Chinese dissident Liu Xiaobo has won the Nobel Peace Prize. The Washington Post reports that Liu is currently in jail for helping publish the “Charter 08,” which demanded, among other things, “a judiciary not controlled by the Communist Party, meaningful elections and the freedoms of association, assembly, expression and religion.”
Apparently Liu has never been afraid to put everything on the line:
In 1989, he left a cushy post as a visiting scholar at Columbia University to return to China to participate in demonstrations in Tiananmen Square.
On the night of June 3, 1989, he was one of four dissidents who negotiated with the People’s Liberation Army to allow the last several hundred students to peacefully vacate the square. After the crackdown he spent two years in jail.
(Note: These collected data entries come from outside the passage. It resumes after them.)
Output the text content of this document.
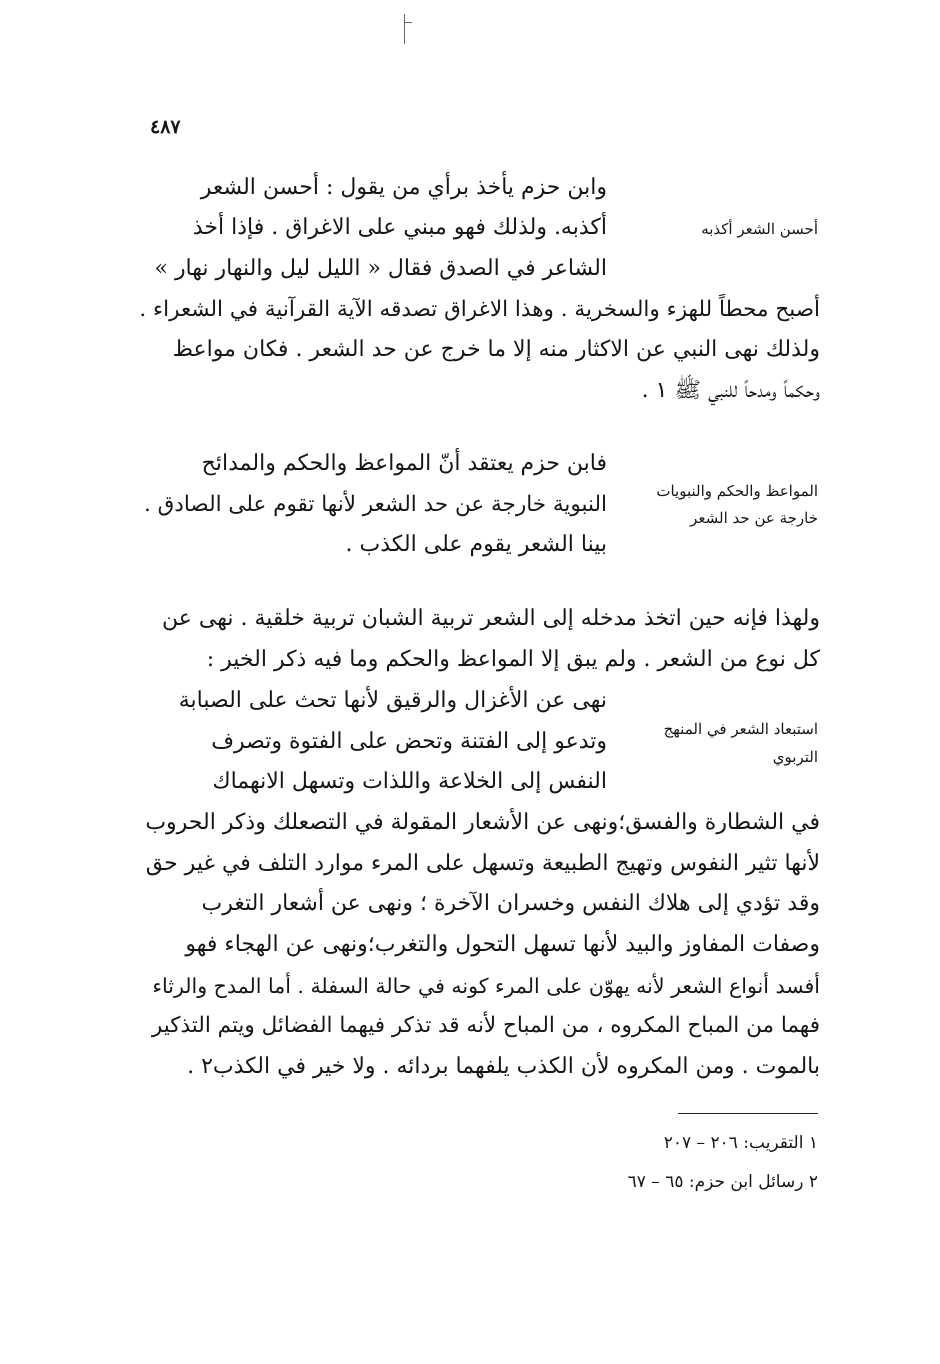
٤٨٧
وابن حزم يأخذ برأي من يقول : أحسن الشعر
أكذبه. ولذلك فهو مبني على الاغراق . فإذا أخذ
الشاعر في الصدق فقال « الليل ليل والنهار نهار »
أصبح محطاً للهزء والسخرية . وهذا الاغراق تصدقه الآية القرآنية في الشعراء .
ولذلك نهى النبي عن الاكثار منه إلا ما خرج عن حد الشعر . فكان مواعظ
وحكماً ومدحاً للنبي ﷺ ١ .
أحسن الشعر أكذبه
فابن حزم يعتقد أنّ المواعظ والحكم والمدائح
النبوية خارجة عن حد الشعر لأنها تقوم على الصادق .
بينا الشعر يقوم على الكذب .
المواعظ والحكم والنبويات
خارجة عن حد الشعر
ولهذا فإنه حين اتخذ مدخله إلى الشعر تربية الشبان تربية خلقية . نهى عن
كل نوع من الشعر . ولم يبق إلا المواعظ والحكم وما فيه ذكر الخير :
نهى عن الأغزال والرقيق لأنها تحث على الصبابة
وتدعو إلى الفتنة وتحض على الفتوة وتصرف
النفس إلى الخلاعة واللذات وتسهل الانهماك
في الشطارة والفسق؛ونهى عن الأشعار المقولة في التصعلك وذكر الحروب
لأنها تثير النفوس وتهيج الطبيعة وتسهل على المرء موارد التلف في غير حق
وقد تؤدي إلى هلاك النفس وخسران الآخرة ؛ ونهى عن أشعار التغرب
وصفات المفاوز والبيد لأنها تسهل التحول والتغرب؛ونهى عن الهجاء فهو
أفسد أنواع الشعر لأنه يهوّن على المرء كونه في حالة السفلة . أما المدح والرثاء
فهما من المباح المكروه ، من المباح لأنه قد تذكر فيهما الفضائل ويتم التذكير
بالموت . ومن المكروه لأن الكذب يلفهما بردائه . ولا خير في الكذب٢ .
استبعاد الشعر في المنهج
التربوي
١ التقريب: ٢٠٦ – ٢٠٧
٢ رسائل ابن حزم: ٦٥ – ٦٧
Liu was dispatched to a re-education camp in 1996 for co-writing an open letter that demanded the impeachment of then-president Jiang Zemin.
From then until his arrest in December, 2008, two days before the charter was released, Liu lived a life of constant harassment by the security services. He was repeatedly questioned because of his views or his essays, which were passed around the Internet by thousands of his readers.
Here is Liu’s wikipedia entry, which is growing right now.
It hardly needs to be said…Liu’s going to have a hard time following in the footsteps of last year’s winner.